Les employeurs de l`industrie du divertissement vivant ou enregistré doivent prendre soin de respecter les règles spéciales qui s`appliquent aux mineurs travaillant dans l`industrie du divertissement. La Colombie-Britannique et l`Ontario ont des lois spécifiques régissant la participation des mineurs aux activités de divertissement. Un contrat en vertu duquel un mineur est employé ou accepte de rendre des services artistiques ou créatifs, soit directement, soit par l`intermédiaire d`un tiers, y compris, mais sans s`y limiter, une société de services personnels (société de prêt), ou par l`entremise d`une Agence de casting. Le terme «services artistiques ou créatifs» comprend, sans s`y limiter, les services d`acteur, d`actrice, de danseur, de musicien, de comédien, de chanteur, de cascadeur, d`artiste-interprète ou d`animateur, ou d`auteur-compositeur, de producteur musical ou d`arrangeur, d`écrivain, réalisateur, producteur, directeur de production, chorégraphe, compositeur, chef d`orchestre ou designer. Après avoir examiné les termes, le juge de première instance a conclu que le contrat était irrégulier et fortement favorisé les intérêts des Marlboros, notant qu`il permettait aux Marlboros de mettre fin à Tonelli à leur discrétion, mais lié Tonelli pendant plusieurs années. Il a également réservé les droits de la télévision et des médias aux Marlboros et la valeur des «services» de formation et de développement fournis à Tonelli n`étaient pas comparables à la somme d`argent qu`il paierait aux Marlboros en vertu du contrat. En appel, une majorité de la Cour d`appel de l`Ontario a convenu avec le juge de première instance que le contrat était annulable par Tonelli. Les trois premiers éléments–l`offre, l`acceptation et le consentement mutuel–se rapportent au contrat lui-même. Les trois autres éléments–la considération, l`objet juridique et la compétence–concernent les parties.

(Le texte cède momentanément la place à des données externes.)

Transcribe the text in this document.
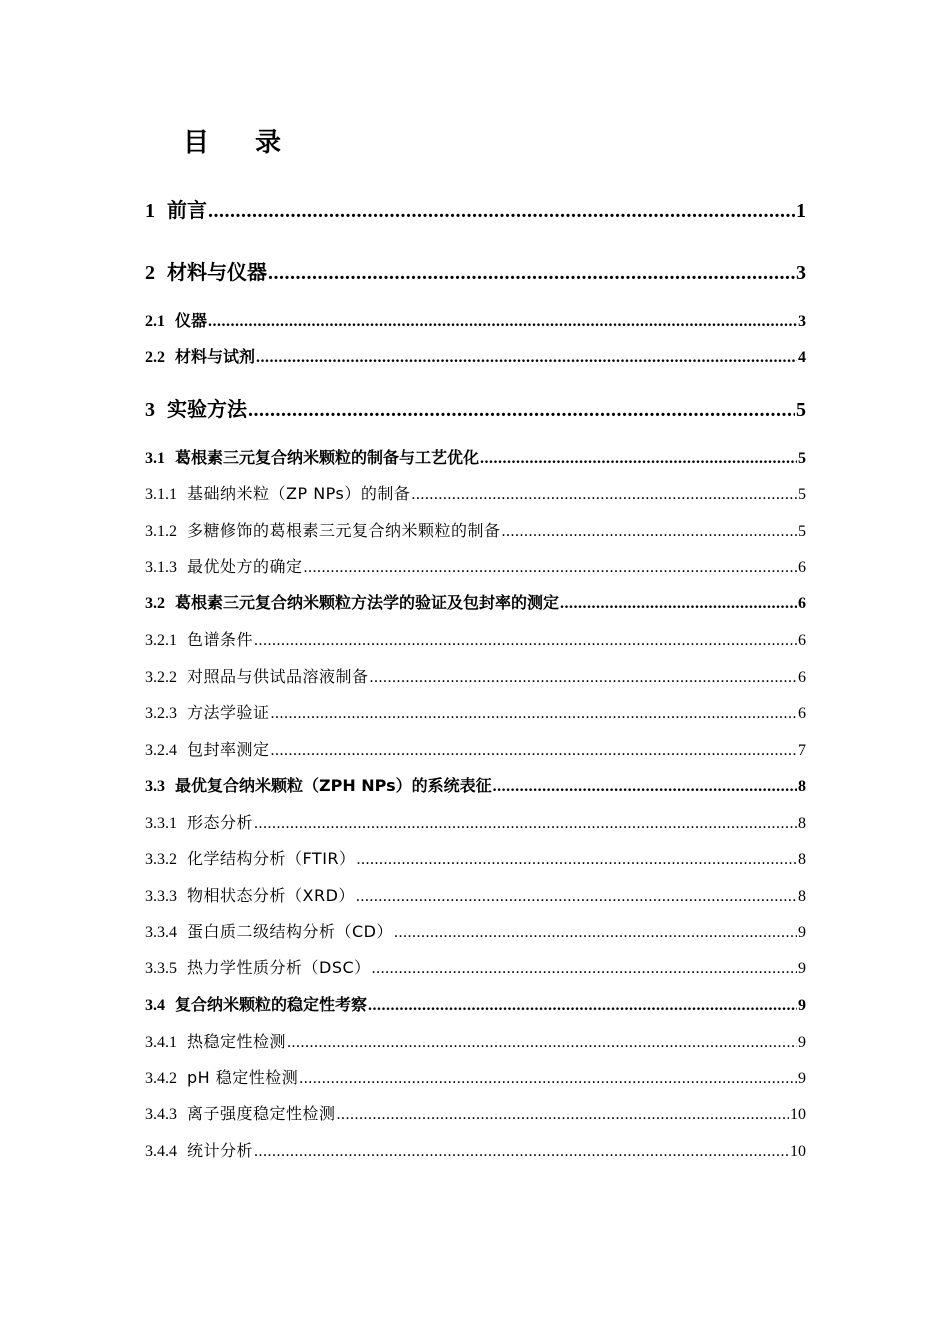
目 录
1 前言 .....	1
2 材料与仪器 .....	3
2.1 仪器 .....	3
2.2 材料与试剂 .....	4
3 实验方法 .....	5
3.1 葛根素三元复合纳米颗粒的制备与工艺优化 .....	5
3.1.1 基础纳米粒（ZP NPs）的制备 .....	5
3.1.2 多糖修饰的葛根素三元复合纳米颗粒的制备 .....	5
3.1.3 最优处方的确定 .....	6
3.2 葛根素三元复合纳米颗粒方法学的验证及包封率的测定 .....	6
3.2.1 色谱条件 .....	6
3.2.2 对照品与供试品溶液制备 .....	6
3.2.3 方法学验证 .....	6
3.2.4 包封率测定 .....	7
3.3 最优复合纳米颗粒（ZPH NPs）的系统表征 .....	8
3.3.1 形态分析 .....	8
3.3.2 化学结构分析（FTIR） .....	8
3.3.3 物相状态分析（XRD） .....	8
3.3.4 蛋白质二级结构分析（CD） .....	9
3.3.5 热力学性质分析（DSC） .....	9
3.4 复合纳米颗粒的稳定性考察 .....	9
3.4.1 热稳定性检测 .....	9
3.4.2 pH 稳定性检测 .....	9
3.4.3 离子强度稳定性检测 .....	10
3.4.4 统计分析 .....	10
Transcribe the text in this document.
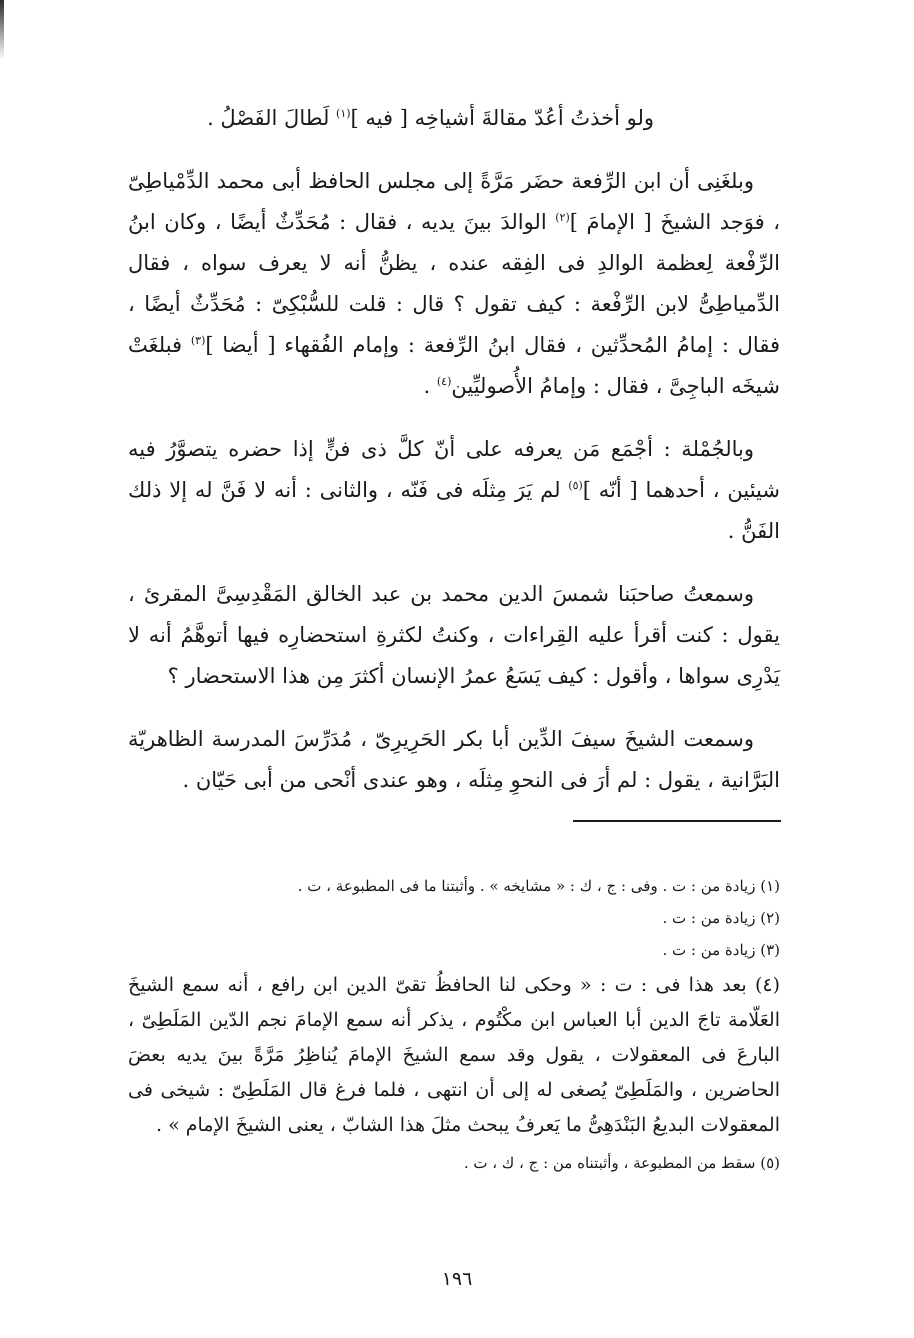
ولو أخذتُ أعُدّ مقالةَ أشياخِه [ فيه ]$^{(١)}$ لَطالَ الفَصْلُ .

وبلغَنِى أن ابن الرِّفعة حضَر مَرَّةً إلى مجلس الحافظ أبى محمد الدِّمْياطِىّ ، فوَجد الشيخَ [ الإمامَ ]$^{(٢)}$ الوالدَ بينَ يديه ، فقال : مُحَدِّثٌ أيضًا ، وكان ابنُ الرِّفْعة لِعظمة الوالدِ فى الفِقه عنده ، يظنُّ أنه لا يعرف سواه ، فقال الدِّمياطِىُّ لابن الرِّفْعة : كيف تقول ؟ قال : قلت للسُّبْكِىّ : مُحَدِّثٌ أيضًا ، فقال : إمامُ المُحدِّثين ، فقال ابنُ الرِّفعة : وإمام الفُقهاء [ أيضا ]$^{(٣)}$ فبلغَتْ شيخَه الباجِىَّ ، فقال : وإمامُ الأُصوليِّين$^{(٤)}$ .

وبالجُمْلة : أجْمَع مَن يعرفه على أنّ كلَّ ذى فنٍّ إذا حضره يتصوَّرُ فيه شيئين ، أحدهما [ أنّه ]$^{(٥)}$ لم يَرَ مِثلَه فى فَنّه ، والثانى : أنه لا فَنَّ له إلا ذلك الفَنُّ .

وسمعتُ صاحبَنا شمسَ الدين محمد بن عبد الخالق المَقْدِسِىَّ المقرئ ، يقول : كنت أقرأ عليه القِراءات ، وكنتُ لكثرةِ استحضارِه فيها أتوهَّمُ أنه لا يَدْرِى سواها ، وأقول : كيف يَسَعُ عمرُ الإنسان أكثرَ مِن هذا الاستحضار ؟

وسمعت الشيخَ سيفَ الدِّين أبا بكر الحَرِيرِىّ ، مُدَرِّسَ المدرسة الظاهريّة البَرَّانية ، يقول : لم أرَ فى النحوِ مِثلَه ، وهو عندى أنْحى من أبى حَيّان .

(١) زيادة من : ت . وفى : ج ، ك : « مشايخه » . وأثبتنا ما فى المطبوعة ، ت .

(٢) زيادة من : ت .

(٣) زيادة من : ت .

(٤) بعد هذا فى : ت : « وحكى لنا الحافظُ تقىّ الدين ابن رافع ، أنه سمع الشيخَ العَلّامة تاجَ الدين أبا العباس ابن مكْتُوم ، يذكر أنه سمع الإمامَ نجم الدّين المَلَطِىّ ، البارعَ فى المعقولات ، يقول وقد سمع الشيخَ الإمامَ يُناظِرُ مَرَّةً بينَ يديه بعضَ الحاضرين ، والمَلَطِىّ يُصغى له إلى أن انتهى ، فلما فرغ قال المَلَطِىّ : شيخى فى المعقولات البديعُ البَنْدَهِىُّ ما يَعرفُ يبحث مثلَ هذا الشابّ ، يعنى الشيخَ الإمام » .

(٥) سقط من المطبوعة ، وأثبتناه من : ج ، ك ، ت .

١٩٦
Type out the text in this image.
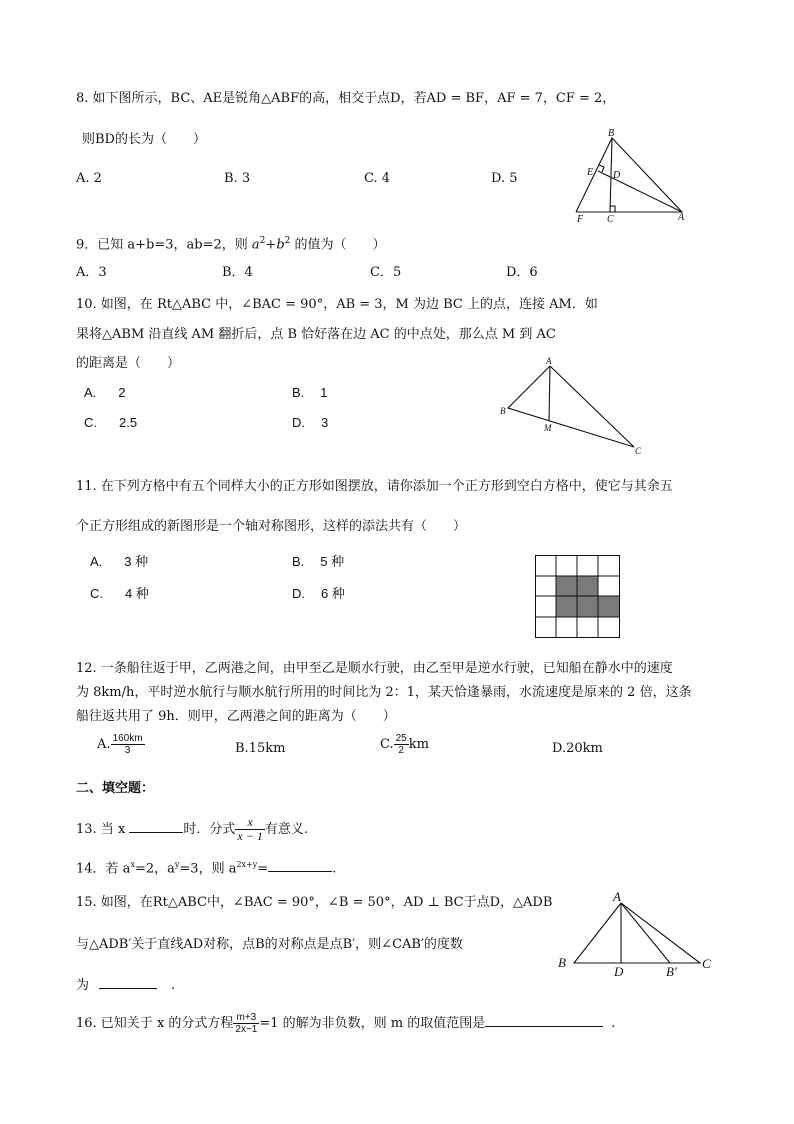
8. 如下图所示，BC、AE是锐角△ABF的高，相交于点D，若AD = BF，AF = 7，CF = 2，
则BD的长为（　　）
A. 2	B. 3	C. 4	D. 5
B
E D
F C	A
9．已知 a+b=3，ab=2，则 $a^2+b^2$ 的值为（　　）
A．3	B．4	C．5	D．6
10. 如图，在 Rt△ABC 中，∠BAC = 90°，AB = 3，M 为边 BC 上的点，连接 AM．如
果将△ABM 沿直线 AM 翻折后，点 B 恰好落在边 AC 的中点处，那么点 M 到 AC
的距离是（　　）
A. 2	B. 1
C. 2.5	D. 3
A
B
M
C
11. 在下列方格中有五个同样大小的正方形如图摆放，请你添加一个正方形到空白方格中，使它与其余五
个正方形组成的新图形是一个轴对称图形，这样的添法共有（　　）
A. 3 种	B. 5 种
C. 4 种	D. 6 种
12. 一条船往返于甲，乙两港之间，由甲至乙是顺水行驶，由乙至甲是逆水行驶，已知船在静水中的速度
为 8km/h，平时逆水航行与顺水航行所用的时间比为 2：1，某天恰逢暴雨，水流速度是原来的 2 倍，这条
船往返共用了 9h．则甲，乙两港之间的距离为（　　）
A. $\frac{160km}{3}$	B.15km	C. $\frac{25}{2}$ km	D.20km
二、填空题：
13. 当 x	时．分式 $\frac{x}{x - 1}$ 有意义.
14．若 $a^x=2$，$a^y=3$，则 $a^{2x+y}=$	.
15. 如图，在Rt△ABC中，∠BAC = 90°，∠B = 50°，AD ⊥ BC于点D，△ADB
与△ADB′关于直线AD对称，点B的对称点是点B′，则∠CAB′的度数
为	.
A
B
D	B′
C
16. 已知关于 x 的分式方程 $\frac{m+3}{2x-1} =1$ 的解为非负数，则 m 的取值范围是	.
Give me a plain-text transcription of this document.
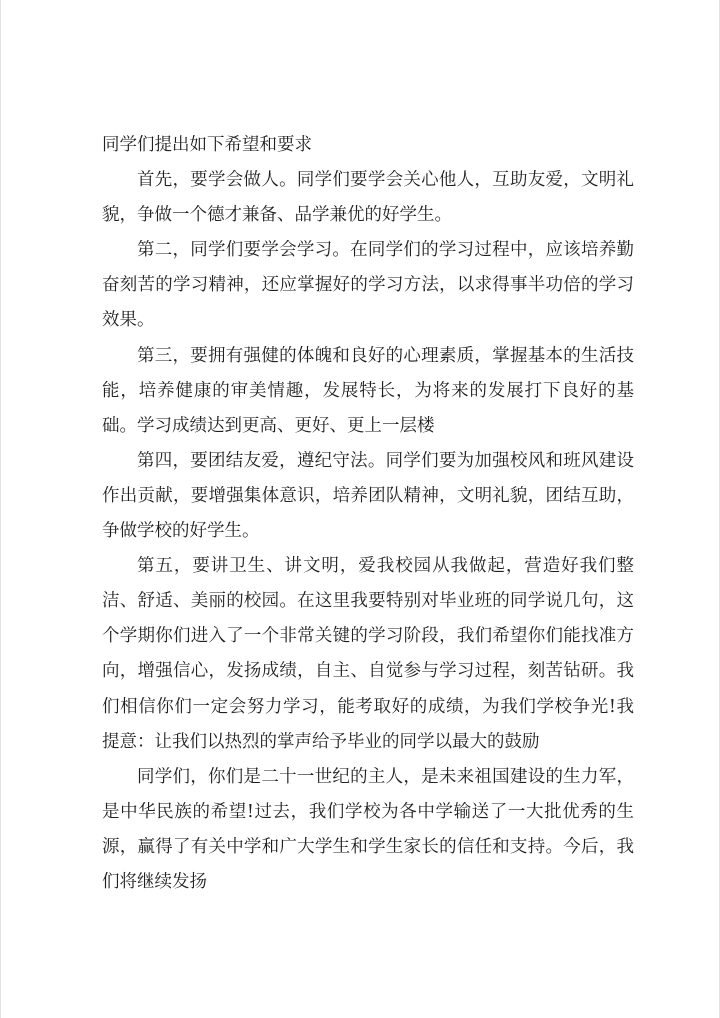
同学们提出如下希望和要求

首先，要学会做人。同学们要学会关心他人，互助友爱，文明礼貌，争做一个德才兼备、品学兼优的好学生。

第二，同学们要学会学习。在同学们的学习过程中，应该培养勤奋刻苦的学习精神，还应掌握好的学习方法，以求得事半功倍的学习效果。

第三，要拥有强健的体魄和良好的心理素质，掌握基本的生活技能，培养健康的审美情趣，发展特长，为将来的发展打下良好的基础。学习成绩达到更高、更好、更上一层楼

第四，要团结友爱，遵纪守法。同学们要为加强校风和班风建设作出贡献，要增强集体意识，培养团队精神，文明礼貌，团结互助，争做学校的好学生。

第五，要讲卫生、讲文明，爱我校园从我做起，营造好我们整洁、舒适、美丽的校园。在这里我要特别对毕业班的同学说几句，这个学期你们进入了一个非常关键的学习阶段，我们希望你们能找准方向，增强信心，发扬成绩，自主、自觉参与学习过程，刻苦钻研。我们相信你们一定会努力学习，能考取好的成绩，为我们学校争光!我提意：让我们以热烈的掌声给予毕业的同学以最大的鼓励

同学们，你们是二十一世纪的主人，是未来祖国建设的生力军，是中华民族的希望!过去，我们学校为各中学输送了一大批优秀的生源，赢得了有关中学和广大学生和学生家长的信任和支持。今后，我们将继续发扬
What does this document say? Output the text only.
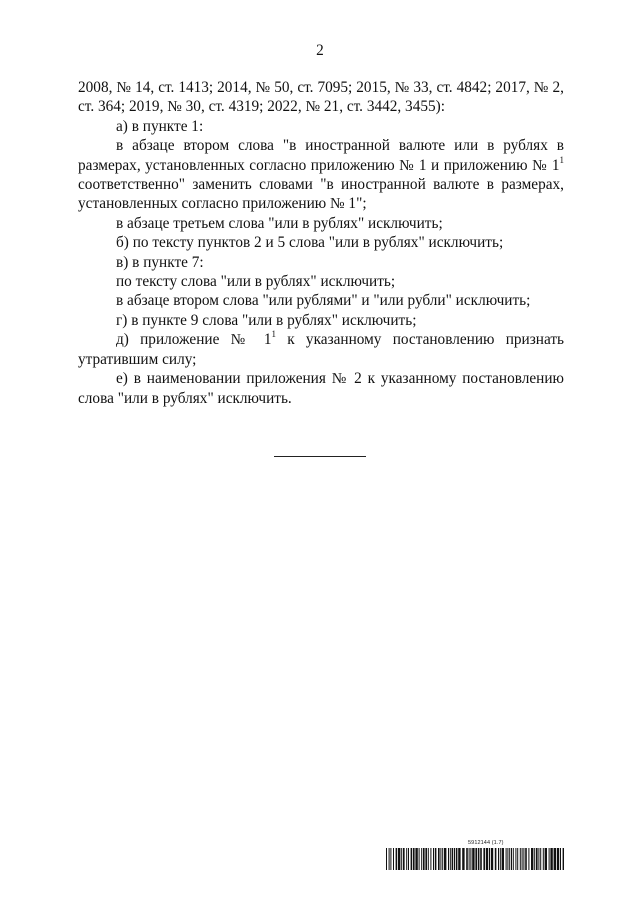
2

2008, № 14, ст. 1413; 2014, № 50, ст. 7095; 2015, № 33, ст. 4842; 2017, № 2, ст. 364; 2019, № 30, ст. 4319; 2022, № 21, ст. 3442, 3455):

а) в пункте 1:

в абзаце втором слова "в иностранной валюте или в рублях в размерах, установленных согласно приложению № 1 и приложению № $1^1$ соответственно" заменить словами "в иностранной валюте в размерах, установленных согласно приложению № 1";

в абзаце третьем слова "или в рублях" исключить;

б) по тексту пунктов 2 и 5 слова "или в рублях" исключить;

в) в пункте 7:

по тексту слова "или в рублях" исключить;

в абзаце втором слова "или рублями" и "или рубли" исключить;

г) в пункте 9 слова "или в рублях" исключить;

д) приложение № $1^1$ к указанному постановлению признать утратившим силу;

е) в наименовании приложения № 2 к указанному постановлению слова "или в рублях" исключить.

5912144 (1.7)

La compétence est l`élément qui est en cause ici. Bien que ces cas de répudiation soient rares, le message pour les employeurs est clair: les contrats avec les jeunes animateurs doivent être abordés avec prudence, en particulier lorsqu`ils contiennent des restrictions ou des termes onéreux qui pourraient sembler unilatéraux. Les tribunaux examineront ces contrats et, si le jeune répudiait le contrat, c`est l`employeur qui doit prouver que le contrat a été bénéfique à l`adolescent lorsqu`il a été signé. Dans un autre exemple, vous vendez une voiture à un mineur sur un contrat de plan de paiement privé.